Johnson’s work is an original and novel contribution to the literature of the Revolution. At one time or another during the long years of the War for Independence, the British occupied all of America’s major populations centers. These included the important port cities of Boston, New York, Philadelphia, Charleston, Savannah, and Wilmington. In Occupied America, Johnson carefully describes the “everyday experience of ordinary people living under military occupation . . . .[and] recounts how men and women from a variety of backgrounds navigated harsh conditions, mitigated threats to their families and livelihoods, took advantage of new opportunities, and balanced precariously between revolutionary and royal attempts to secure their allegiance.” Other historians have touched on these subjects, but not in any comprehensive way; nor have they matched Johnson’s convincing explanation of why most Americas living under long periods of occupation did not return to British allegiance.

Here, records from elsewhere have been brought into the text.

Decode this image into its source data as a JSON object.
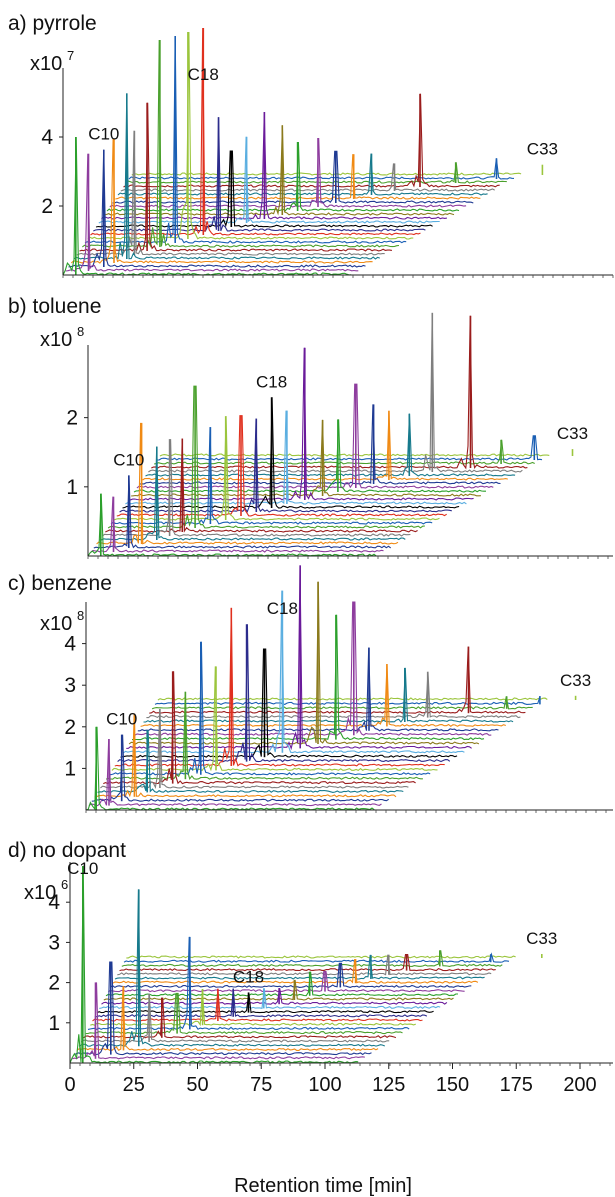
{
  "figure": {
    "xlabel": "Retention time [min]",
    "xticks": [
      0,
      25,
      50,
      75,
      100,
      125,
      150,
      175,
      200
    ]
  },
  "colors": [
    "#2ca02c",
    "#8e3d9e",
    "#1f3a93",
    "#f08a14",
    "#177a8c",
    "#7f7f7f",
    "#9a1c1c",
    "#4aa02c",
    "#1a5fb4",
    "#9bc53d",
    "#e0301e",
    "#2c2c8c",
    "#000000",
    "#5aaee0",
    "#6a1b9a",
    "#8b7a1c"
  ],
  "chart_data": [
    {
      "panel": "a) pyrrole",
      "type": "line",
      "title": "a) pyrrole",
      "y_multiplier": "x10",
      "y_exponent": "7",
      "yticks": [
        2,
        4
      ],
      "ylim": [
        0,
        6
      ],
      "xlim": [
        0,
        205
      ],
      "peak_labels": [
        {
          "text": "C10",
          "series_index": 2
        },
        {
          "text": "C18",
          "series_index": 10
        },
        {
          "text": "C33",
          "series_index": 25
        }
      ],
      "series": [
        {
          "x": 5,
          "y": 4.0
        },
        {
          "x": 10,
          "y": 3.4
        },
        {
          "x": 16,
          "y": 3.4
        },
        {
          "x": 20,
          "y": 3.6
        },
        {
          "x": 25,
          "y": 4.8
        },
        {
          "x": 28,
          "y": 3.6
        },
        {
          "x": 33,
          "y": 4.3
        },
        {
          "x": 38,
          "y": 6.0
        },
        {
          "x": 44,
          "y": 6.0
        },
        {
          "x": 49,
          "y": 6.0
        },
        {
          "x": 55,
          "y": 6.0
        },
        {
          "x": 61,
          "y": 3.3
        },
        {
          "x": 66,
          "y": 2.2
        },
        {
          "x": 72,
          "y": 2.5
        },
        {
          "x": 79,
          "y": 3.1
        },
        {
          "x": 86,
          "y": 2.6
        },
        {
          "x": 92,
          "y": 2.0
        },
        {
          "x": 100,
          "y": 2.0
        },
        {
          "x": 107,
          "y": 1.5
        },
        {
          "x": 114,
          "y": 1.3
        },
        {
          "x": 121,
          "y": 1.2
        },
        {
          "x": 130,
          "y": 0.8
        },
        {
          "x": 140,
          "y": 2.7
        },
        {
          "x": 154,
          "y": 0.6
        },
        {
          "x": 170,
          "y": 0.6
        },
        {
          "x": 188,
          "y": 0.3
        }
      ]
    },
    {
      "panel": "b) toluene",
      "type": "line",
      "title": "b) toluene",
      "y_multiplier": "x10",
      "y_exponent": "8",
      "yticks": [
        1,
        2
      ],
      "ylim": [
        0,
        3.05
      ],
      "xlim": [
        0,
        205
      ],
      "peak_labels": [
        {
          "text": "C10",
          "series_index": 2
        },
        {
          "text": "C18",
          "series_index": 12
        },
        {
          "text": "C33",
          "series_index": 25
        }
      ],
      "series": [
        {
          "x": 5,
          "y": 0.9
        },
        {
          "x": 10,
          "y": 0.8
        },
        {
          "x": 16,
          "y": 1.05
        },
        {
          "x": 21,
          "y": 1.75
        },
        {
          "x": 27,
          "y": 1.35
        },
        {
          "x": 32,
          "y": 1.4
        },
        {
          "x": 37,
          "y": 1.35
        },
        {
          "x": 42,
          "y": 2.05
        },
        {
          "x": 48,
          "y": 1.4
        },
        {
          "x": 54,
          "y": 1.5
        },
        {
          "x": 60,
          "y": 1.45
        },
        {
          "x": 66,
          "y": 1.35
        },
        {
          "x": 72,
          "y": 1.6
        },
        {
          "x": 78,
          "y": 1.35
        },
        {
          "x": 85,
          "y": 2.2
        },
        {
          "x": 92,
          "y": 1.1
        },
        {
          "x": 98,
          "y": 1.05
        },
        {
          "x": 105,
          "y": 1.5
        },
        {
          "x": 112,
          "y": 1.15
        },
        {
          "x": 118,
          "y": 1.0
        },
        {
          "x": 126,
          "y": 0.9
        },
        {
          "x": 135,
          "y": 2.3
        },
        {
          "x": 150,
          "y": 2.2
        },
        {
          "x": 162,
          "y": 0.35
        },
        {
          "x": 175,
          "y": 0.35
        },
        {
          "x": 190,
          "y": 0.1
        }
      ]
    },
    {
      "panel": "c) benzene",
      "type": "line",
      "title": "c) benzene",
      "y_multiplier": "x10",
      "y_exponent": "8",
      "yticks": [
        1,
        2,
        3,
        4
      ],
      "ylim": [
        0,
        5.0
      ],
      "xlim": [
        0,
        205
      ],
      "peak_labels": [
        {
          "text": "C10",
          "series_index": 2
        },
        {
          "text": "C18",
          "series_index": 13
        },
        {
          "text": "C33",
          "series_index": 25
        }
      ],
      "series": [
        {
          "x": 4,
          "y": 2.0
        },
        {
          "x": 9,
          "y": 1.6
        },
        {
          "x": 14,
          "y": 1.6
        },
        {
          "x": 19,
          "y": 2.0
        },
        {
          "x": 24,
          "y": 1.5
        },
        {
          "x": 29,
          "y": 1.9
        },
        {
          "x": 34,
          "y": 2.7
        },
        {
          "x": 39,
          "y": 2.1
        },
        {
          "x": 45,
          "y": 3.2
        },
        {
          "x": 51,
          "y": 2.5
        },
        {
          "x": 57,
          "y": 3.8
        },
        {
          "x": 63,
          "y": 3.3
        },
        {
          "x": 70,
          "y": 2.6
        },
        {
          "x": 77,
          "y": 3.9
        },
        {
          "x": 84,
          "y": 4.4
        },
        {
          "x": 91,
          "y": 3.9
        },
        {
          "x": 98,
          "y": 3.0
        },
        {
          "x": 105,
          "y": 3.2
        },
        {
          "x": 111,
          "y": 2.0
        },
        {
          "x": 118,
          "y": 1.5
        },
        {
          "x": 125,
          "y": 1.3
        },
        {
          "x": 134,
          "y": 1.1
        },
        {
          "x": 150,
          "y": 1.6
        },
        {
          "x": 165,
          "y": 0.3
        },
        {
          "x": 178,
          "y": 0.2
        },
        {
          "x": 192,
          "y": 0.1
        }
      ]
    },
    {
      "panel": "d) no dopant",
      "type": "line",
      "title": "d) no dopant",
      "y_multiplier": "x10",
      "y_exponent": "6",
      "yticks": [
        1,
        2,
        3,
        4
      ],
      "ylim": [
        0,
        5.0
      ],
      "xlim": [
        0,
        205
      ],
      "peak_labels": [
        {
          "text": "C10",
          "series_index": 0
        },
        {
          "text": "C18",
          "series_index": 12
        },
        {
          "text": "C33",
          "series_index": 25
        }
      ],
      "series": [
        {
          "x": 5,
          "y": 4.9
        },
        {
          "x": 10,
          "y": 1.9
        },
        {
          "x": 16,
          "y": 2.3
        },
        {
          "x": 21,
          "y": 1.6
        },
        {
          "x": 27,
          "y": 3.9
        },
        {
          "x": 31,
          "y": 1.2
        },
        {
          "x": 36,
          "y": 1.0
        },
        {
          "x": 42,
          "y": 1.0
        },
        {
          "x": 47,
          "y": 2.3
        },
        {
          "x": 52,
          "y": 0.9
        },
        {
          "x": 58,
          "y": 0.8
        },
        {
          "x": 64,
          "y": 0.7
        },
        {
          "x": 70,
          "y": 0.5
        },
        {
          "x": 76,
          "y": 0.5
        },
        {
          "x": 82,
          "y": 0.4
        },
        {
          "x": 88,
          "y": 0.5
        },
        {
          "x": 94,
          "y": 0.6
        },
        {
          "x": 100,
          "y": 0.5
        },
        {
          "x": 106,
          "y": 0.6
        },
        {
          "x": 112,
          "y": 0.6
        },
        {
          "x": 118,
          "y": 0.6
        },
        {
          "x": 125,
          "y": 0.5
        },
        {
          "x": 132,
          "y": 0.4
        },
        {
          "x": 145,
          "y": 0.4
        },
        {
          "x": 165,
          "y": 0.2
        },
        {
          "x": 185,
          "y": 0.1
        }
      ]
    }
  ]
}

Harsh living conditions, military rule, and the Crown’s failure to crush the rebellion all gradually eroded popular faith in Britain’s ability to restore peace and social and economic prosperity. Occupied America is deeply researched and clearly written, and the volume is well worth the attention of all readers interested in how colonial city-dwellers from all walks of life bore-up under the tribulations of war.
The committee also is pleased to announce the following titles as this year's Honorable Mentions:
Mary Beth Norton, 1774: The Long Year of Revolution (New York: Alfred A. Knopf, 2020).
Arthur S. Lefkowitz, Colonel Hamilton and Colonel Burr: The Revolutionary War Lives of Alexander Hamilton and Aaron Burr (Lanham, MD: Stackpole Books, 2020).